フリーターたちよ、胸を張れ、大いに発言せよ
会社の正社員でなく、臨時採用者の2、30代をフリーターと呼ぶ。定職を持たず、転職を重ね、プラプラしているイメージ、あるいは堕落的な概念で、メデアで取り上げられることが多い。
江戸時代には藩主の下で、家臣として生涯忠義を尽くし、使える。こうした人物が最も尊ばれた。他方で、脱藩した素浪人はさげすまれた。現在に置き換えると、学校を卒業し、企業に正社員として就職し、終身雇用の下で、永年使える。これら正社員が社会の正統派だと思われている。
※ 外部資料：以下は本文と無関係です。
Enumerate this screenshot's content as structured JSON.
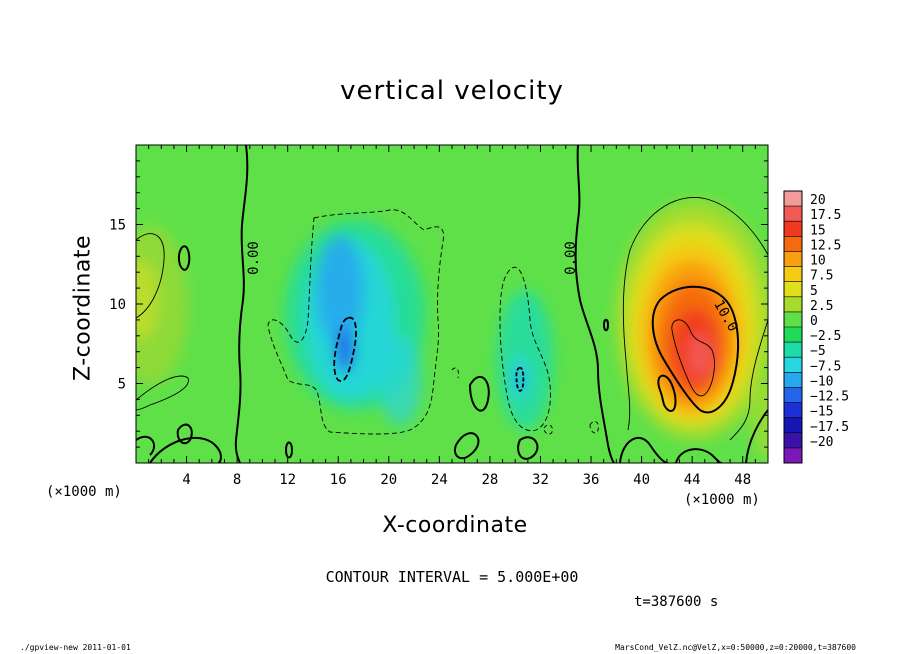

諸般の事情から高校や大学を中退したり、あるいは勤めた企業を辞めて、一時的に職を得ているフリーターを『落ちこぼれ』という目で見る風潮がある。
かれらフリーターの実態が正確に伝わっていない。他方で、かれらには社会に向かって発言する場が少ない。正面から真摯に取り上げるメディアもほとんどない。
そこで豊島区在住のフリーター3人に、PJニュースで実名で、写真を載せる、という条件の下に集まってもらった。男性2名、女性1名。かれらの考え方、生き方、目標、さらには現代社会をどう見ているか、率直に語ってもらった。
3人の話しを聞くかぎり、それぞれが夢や希望をいっぱい持ち、スパイラル・アップしていく意欲に満ちていた。まさに目標に邁進していく姿があった。
ふと、こう思った。土佐藩を脱藩した坂本竜馬は浪人者だったが、封建体制の徳川幕府打倒の道を切り開いた。現代に置き換えると、既成概念のうえに胡坐をかく正社員は、まさしく幕藩体制の藩士だ。おおきな変化や変革を起こさず、望んでいない。すくなくとも革命的な行動力などもち得ないだろう。
日本の政治、文化、音楽など、あらゆる分野で、このさき既成概念を打ち破り、まったく新たらしいものを創造する。それはフリーターではないか、と思った。あながち間違っていないだろう。